Q: RBI finally announced one-time loan restructuring after a lot of demand, but with riders. What are your thoughts and will it really solve the NPA problem facing by banks for a long time now?
The stress in the corporate sector, given the scale of the disruption, needs some relief. Post moratorium also the recovery is likely to be gradual in the economy which means debt repayment capacity will be constrained in the system. Hence restructuring allows the standard assets some flexibility without NPA classification which could constrain their future funding. However, execution is key to control the parameters and guard rails under which restructuring will be allowed else it can come back as bigger problems. There is a lot to learn from the past experience of restructuring.
Q: After a rally from mid-May, do you think the market is due for major correction which can drag the Nifty to 10,000 mark or it is just consolidating around current levels to make a march towards 12,000 in coming weeks?
It's difficult to give such a short term view. Nifty valuations at 20x forward earnings and 17.5 FY22 leaves little room for further re-rating; therefore short term market movements will be correlated to global liquidity & equity market trends rather than domestic factors. However, the sector leadership is changing which will improve the potential for portfolio construction. Pharma, chemicals, telecom, insurance, FMCG (especially, packaged food) and IT services are meaningful in size.

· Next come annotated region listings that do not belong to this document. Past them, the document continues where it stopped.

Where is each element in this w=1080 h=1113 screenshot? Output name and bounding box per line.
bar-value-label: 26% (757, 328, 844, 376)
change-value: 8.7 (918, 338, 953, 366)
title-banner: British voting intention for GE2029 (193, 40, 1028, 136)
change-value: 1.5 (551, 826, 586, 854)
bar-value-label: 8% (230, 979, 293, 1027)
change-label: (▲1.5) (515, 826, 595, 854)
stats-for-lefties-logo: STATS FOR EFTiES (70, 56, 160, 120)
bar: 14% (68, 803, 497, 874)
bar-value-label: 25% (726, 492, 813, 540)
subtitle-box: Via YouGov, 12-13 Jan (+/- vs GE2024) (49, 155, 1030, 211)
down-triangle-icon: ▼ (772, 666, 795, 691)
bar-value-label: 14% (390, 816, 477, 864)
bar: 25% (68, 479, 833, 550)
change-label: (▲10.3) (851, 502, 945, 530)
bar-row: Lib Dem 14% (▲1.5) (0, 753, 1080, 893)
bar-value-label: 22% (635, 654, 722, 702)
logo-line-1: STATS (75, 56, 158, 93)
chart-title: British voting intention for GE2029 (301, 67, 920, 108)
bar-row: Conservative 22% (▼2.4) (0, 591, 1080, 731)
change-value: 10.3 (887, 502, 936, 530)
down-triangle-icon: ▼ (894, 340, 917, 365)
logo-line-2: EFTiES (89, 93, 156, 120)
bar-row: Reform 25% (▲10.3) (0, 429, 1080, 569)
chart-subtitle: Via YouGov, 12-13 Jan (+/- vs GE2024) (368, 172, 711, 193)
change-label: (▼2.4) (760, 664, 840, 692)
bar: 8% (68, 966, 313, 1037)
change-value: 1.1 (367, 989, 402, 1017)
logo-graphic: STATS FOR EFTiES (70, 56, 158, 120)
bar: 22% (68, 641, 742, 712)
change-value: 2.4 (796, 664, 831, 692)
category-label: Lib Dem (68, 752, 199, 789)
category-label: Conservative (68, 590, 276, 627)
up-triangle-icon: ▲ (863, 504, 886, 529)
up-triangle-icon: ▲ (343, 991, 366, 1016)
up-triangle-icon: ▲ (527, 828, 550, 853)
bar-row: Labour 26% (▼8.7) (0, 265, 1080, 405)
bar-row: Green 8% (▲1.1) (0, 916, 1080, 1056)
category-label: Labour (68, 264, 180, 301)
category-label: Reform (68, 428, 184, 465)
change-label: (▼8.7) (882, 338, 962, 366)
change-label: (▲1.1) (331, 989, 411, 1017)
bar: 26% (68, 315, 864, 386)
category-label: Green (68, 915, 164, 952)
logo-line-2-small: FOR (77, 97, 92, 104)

Q: The broader markets still looked strong given the outperformance to benchmark indices (from March lows as well as year-to-date). Do you think midcaps and smallcaps can beat benchmarks this year, especially after underperformance in previous two years?
We are neutral between midcaps and largecaps for two reasons (i) Valuations are at par thus indicating there are no extremes to worry about i.e. either over valuation (like in second half of 2017) or undervaluation in midcaps. (ii) secondly, a lot of emerging themes in pharma, chemicals, digitisation and ecommerce enablement have more presence in midcaps.
Q: What is your advise to investors/traders?
The advice in terms of overall equity allocation is dependent on the individual situation of the investor – age, profession, present equity allocation and cannot be a "single size fits all". However, we would recommend a mix of Balanced advantage funds (to ride through the volatility in the markets) and Large and Midcap/Multicap (as it allows exposure to emerging themes through midcaps).
Q: Pharma (with participation by every stock) remained the leading sector in current rally. Are you still want to take the exposure to this sector and also are you bullish on the space?
Pharma was showing signs of bottoming out of fundamentals even before COVID and the scenario has been helped by the drug shortages as well as the likely shift of manufacturing from China to India. It is also important to note that Pharma offers a defensive option to the investors (along with IT services) in case consumption slows down or takes longer to recover given the COVID shock.